Vimentin is sufficient and required for wound repair and remodeling in alveolar epithelial cells

• Published in: The FASEB journal Vol. 25; no. 11; p. 3873
• Main Authors: Rogel, Micah R, Soni, Pritin N, Troken, James R, Sitikov, Albert, Trejo, Humberto E, Ridge, Karen M
• Format: Journal Article
• Language: English
• Published: United States 01.11.2011
• Subjects: Animals; Cell Line; Cell Movement - drug effects; Cell Proliferation - drug effects; Humans; Male; Pulmonary Alveoli - cytology; Rats; Smad Proteins - physiology; Transforming Growth Factor beta1 - physiology; Vimentin - biosynthesis; Vimentin - physiology; Wound Healing - physiology
• ISSN: 1530-6860
• DOI: 10.1096/fj.10-170795

The physiological and pathophysiological implications of the expression of vimentin, a type III intermediate filament protein, in alveolar epithelial cells (AECs) are unknown. We provide data demonstrating that vimentin is regulated by TGFβ1, a major cytokine released in response to acute lung injury and that vimentin is required for wound repair and remodeling of the alveolar epithelium. Quantitative real-time PCR shows a 16-fold induction of vimentin mRNA in TGFβ1-treated transformed AECs.

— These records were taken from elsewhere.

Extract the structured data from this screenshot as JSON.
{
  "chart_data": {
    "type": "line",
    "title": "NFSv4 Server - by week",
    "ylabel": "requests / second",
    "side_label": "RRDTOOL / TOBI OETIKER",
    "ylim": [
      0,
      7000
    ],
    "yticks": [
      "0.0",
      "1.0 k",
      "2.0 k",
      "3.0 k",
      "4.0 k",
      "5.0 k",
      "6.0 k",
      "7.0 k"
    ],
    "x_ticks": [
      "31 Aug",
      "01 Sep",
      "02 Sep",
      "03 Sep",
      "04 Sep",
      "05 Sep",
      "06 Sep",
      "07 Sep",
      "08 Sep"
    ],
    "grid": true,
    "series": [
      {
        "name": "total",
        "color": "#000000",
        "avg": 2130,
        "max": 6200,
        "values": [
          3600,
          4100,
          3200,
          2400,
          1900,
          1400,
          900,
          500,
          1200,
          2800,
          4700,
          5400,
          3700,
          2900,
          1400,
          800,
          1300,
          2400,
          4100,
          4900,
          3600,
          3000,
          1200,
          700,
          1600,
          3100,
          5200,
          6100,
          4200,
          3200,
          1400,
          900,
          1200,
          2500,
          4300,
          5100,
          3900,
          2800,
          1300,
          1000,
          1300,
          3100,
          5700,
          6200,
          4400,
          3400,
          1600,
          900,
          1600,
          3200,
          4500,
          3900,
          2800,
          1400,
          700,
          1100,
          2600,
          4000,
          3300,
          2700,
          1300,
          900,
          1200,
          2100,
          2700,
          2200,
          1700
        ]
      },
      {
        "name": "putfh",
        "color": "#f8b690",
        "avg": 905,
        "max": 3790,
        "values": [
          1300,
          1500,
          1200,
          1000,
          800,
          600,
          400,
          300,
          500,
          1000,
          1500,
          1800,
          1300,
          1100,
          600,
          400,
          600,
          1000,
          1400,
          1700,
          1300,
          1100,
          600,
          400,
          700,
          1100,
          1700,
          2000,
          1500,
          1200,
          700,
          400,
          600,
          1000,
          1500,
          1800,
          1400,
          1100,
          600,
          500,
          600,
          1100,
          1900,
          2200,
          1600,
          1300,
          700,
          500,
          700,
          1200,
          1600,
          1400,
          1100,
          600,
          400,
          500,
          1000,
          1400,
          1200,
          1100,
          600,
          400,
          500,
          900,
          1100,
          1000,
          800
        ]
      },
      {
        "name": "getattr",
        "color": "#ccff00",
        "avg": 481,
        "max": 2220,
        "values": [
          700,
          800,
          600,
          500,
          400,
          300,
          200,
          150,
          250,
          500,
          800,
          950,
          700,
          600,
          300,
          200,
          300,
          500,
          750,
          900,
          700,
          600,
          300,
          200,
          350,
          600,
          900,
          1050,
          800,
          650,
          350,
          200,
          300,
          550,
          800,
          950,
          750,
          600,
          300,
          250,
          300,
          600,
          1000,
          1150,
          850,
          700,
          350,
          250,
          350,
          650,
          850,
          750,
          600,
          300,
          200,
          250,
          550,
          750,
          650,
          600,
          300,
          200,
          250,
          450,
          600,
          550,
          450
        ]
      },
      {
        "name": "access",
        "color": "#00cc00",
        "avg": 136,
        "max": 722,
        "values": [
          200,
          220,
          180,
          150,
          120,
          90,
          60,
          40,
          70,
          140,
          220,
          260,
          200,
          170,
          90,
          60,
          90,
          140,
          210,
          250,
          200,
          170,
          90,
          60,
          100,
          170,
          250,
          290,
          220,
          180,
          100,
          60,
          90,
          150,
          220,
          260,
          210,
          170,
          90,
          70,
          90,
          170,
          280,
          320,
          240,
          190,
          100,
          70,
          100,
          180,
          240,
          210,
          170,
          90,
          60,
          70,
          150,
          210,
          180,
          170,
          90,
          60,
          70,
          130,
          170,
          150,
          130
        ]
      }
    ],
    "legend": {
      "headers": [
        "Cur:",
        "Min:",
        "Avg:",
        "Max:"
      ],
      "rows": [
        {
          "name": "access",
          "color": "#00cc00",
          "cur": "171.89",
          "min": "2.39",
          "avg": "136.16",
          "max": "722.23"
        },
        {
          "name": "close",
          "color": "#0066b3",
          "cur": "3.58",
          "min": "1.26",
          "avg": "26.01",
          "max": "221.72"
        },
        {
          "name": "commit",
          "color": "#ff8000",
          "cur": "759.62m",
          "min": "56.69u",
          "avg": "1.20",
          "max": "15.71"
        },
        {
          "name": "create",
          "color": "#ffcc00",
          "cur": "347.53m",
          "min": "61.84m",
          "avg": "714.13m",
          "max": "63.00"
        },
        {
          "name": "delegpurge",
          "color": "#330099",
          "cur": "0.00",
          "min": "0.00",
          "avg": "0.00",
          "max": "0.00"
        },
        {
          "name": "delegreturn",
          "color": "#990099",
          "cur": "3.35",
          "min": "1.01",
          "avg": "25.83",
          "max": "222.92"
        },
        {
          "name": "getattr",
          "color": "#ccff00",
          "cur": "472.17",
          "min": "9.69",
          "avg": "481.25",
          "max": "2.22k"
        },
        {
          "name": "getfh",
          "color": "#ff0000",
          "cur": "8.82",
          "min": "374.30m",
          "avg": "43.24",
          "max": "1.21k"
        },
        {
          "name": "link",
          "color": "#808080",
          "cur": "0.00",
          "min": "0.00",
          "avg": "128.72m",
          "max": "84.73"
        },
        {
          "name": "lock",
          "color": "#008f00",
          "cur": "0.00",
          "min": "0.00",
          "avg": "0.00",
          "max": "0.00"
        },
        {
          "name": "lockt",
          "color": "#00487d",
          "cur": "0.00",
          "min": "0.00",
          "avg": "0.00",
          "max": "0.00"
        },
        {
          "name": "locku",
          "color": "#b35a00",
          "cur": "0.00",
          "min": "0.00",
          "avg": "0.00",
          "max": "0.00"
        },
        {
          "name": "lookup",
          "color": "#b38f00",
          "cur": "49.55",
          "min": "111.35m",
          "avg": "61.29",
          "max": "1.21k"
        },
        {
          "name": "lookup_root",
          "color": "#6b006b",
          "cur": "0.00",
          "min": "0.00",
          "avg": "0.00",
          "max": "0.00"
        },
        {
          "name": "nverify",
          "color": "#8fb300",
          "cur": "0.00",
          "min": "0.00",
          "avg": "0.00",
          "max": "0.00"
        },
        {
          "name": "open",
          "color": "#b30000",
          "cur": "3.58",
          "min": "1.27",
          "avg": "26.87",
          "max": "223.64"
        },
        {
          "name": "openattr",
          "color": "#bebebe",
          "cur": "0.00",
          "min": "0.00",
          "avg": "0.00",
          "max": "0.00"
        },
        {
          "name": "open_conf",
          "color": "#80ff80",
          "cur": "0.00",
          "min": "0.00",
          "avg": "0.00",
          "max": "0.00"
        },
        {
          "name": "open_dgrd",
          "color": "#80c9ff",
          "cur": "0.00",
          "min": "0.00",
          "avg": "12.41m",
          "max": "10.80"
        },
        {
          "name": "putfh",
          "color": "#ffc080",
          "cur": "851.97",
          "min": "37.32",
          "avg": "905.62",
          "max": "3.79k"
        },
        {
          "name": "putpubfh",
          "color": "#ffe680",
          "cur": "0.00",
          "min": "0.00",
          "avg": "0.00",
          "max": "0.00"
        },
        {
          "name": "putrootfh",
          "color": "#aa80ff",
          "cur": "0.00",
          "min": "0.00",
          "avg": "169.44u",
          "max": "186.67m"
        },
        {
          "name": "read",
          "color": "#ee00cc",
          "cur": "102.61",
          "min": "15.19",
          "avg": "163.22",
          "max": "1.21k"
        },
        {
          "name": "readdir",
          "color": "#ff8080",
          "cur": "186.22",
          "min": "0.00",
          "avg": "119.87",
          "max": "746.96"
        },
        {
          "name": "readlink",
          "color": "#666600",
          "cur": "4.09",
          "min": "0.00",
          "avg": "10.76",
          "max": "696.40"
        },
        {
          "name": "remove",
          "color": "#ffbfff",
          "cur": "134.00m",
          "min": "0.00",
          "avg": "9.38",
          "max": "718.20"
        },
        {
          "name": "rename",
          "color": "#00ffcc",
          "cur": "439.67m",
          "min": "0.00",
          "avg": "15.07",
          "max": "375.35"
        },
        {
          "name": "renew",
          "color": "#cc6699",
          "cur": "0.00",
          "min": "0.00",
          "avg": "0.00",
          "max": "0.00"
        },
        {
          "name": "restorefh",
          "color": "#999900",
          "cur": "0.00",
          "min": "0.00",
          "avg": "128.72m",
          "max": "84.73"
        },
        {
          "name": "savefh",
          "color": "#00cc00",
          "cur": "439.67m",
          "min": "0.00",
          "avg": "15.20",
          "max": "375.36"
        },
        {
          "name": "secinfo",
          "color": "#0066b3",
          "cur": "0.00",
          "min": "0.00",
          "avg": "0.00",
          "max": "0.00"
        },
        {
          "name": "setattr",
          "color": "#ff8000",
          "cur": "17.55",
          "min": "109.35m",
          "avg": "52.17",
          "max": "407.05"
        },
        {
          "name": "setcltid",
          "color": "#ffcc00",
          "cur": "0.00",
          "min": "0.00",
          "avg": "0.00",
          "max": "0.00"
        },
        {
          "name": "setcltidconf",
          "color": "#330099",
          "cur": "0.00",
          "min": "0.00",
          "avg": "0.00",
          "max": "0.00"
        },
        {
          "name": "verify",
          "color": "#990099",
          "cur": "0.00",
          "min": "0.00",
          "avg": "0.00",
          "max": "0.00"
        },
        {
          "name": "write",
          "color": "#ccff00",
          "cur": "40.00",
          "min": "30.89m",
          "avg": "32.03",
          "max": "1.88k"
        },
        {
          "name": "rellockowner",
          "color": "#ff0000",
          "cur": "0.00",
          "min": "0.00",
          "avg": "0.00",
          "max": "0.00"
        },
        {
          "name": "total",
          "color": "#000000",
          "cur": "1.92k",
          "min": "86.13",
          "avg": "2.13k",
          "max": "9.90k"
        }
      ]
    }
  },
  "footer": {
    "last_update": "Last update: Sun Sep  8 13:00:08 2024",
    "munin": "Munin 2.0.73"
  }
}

Luciferase assays identify a Smad-binding element in the 5' promoter of vimentin responsible for TGFβ1-induced transcription. Notably, TGFβ1 induces vimentin protein expression in AECs, which is associated with a 2.5-fold increase in cell motility, resulting in increased rates of migration and wound closure. These effects are independent of cell proliferation. TGFβ1-mediated vimentin protein expression, cell migration, and wound closure are prevented by a pharmacological inhibitor of the Smad pathway and by expression of Ad-shRNA against vimentin. Conversely, overexpression of mEmerald-vimentin is sufficient for increased cell-migration and wound-closure rates. These results demonstrate that vimentin is required and sufficient for increased wound repair in an in vitro model of lung injury.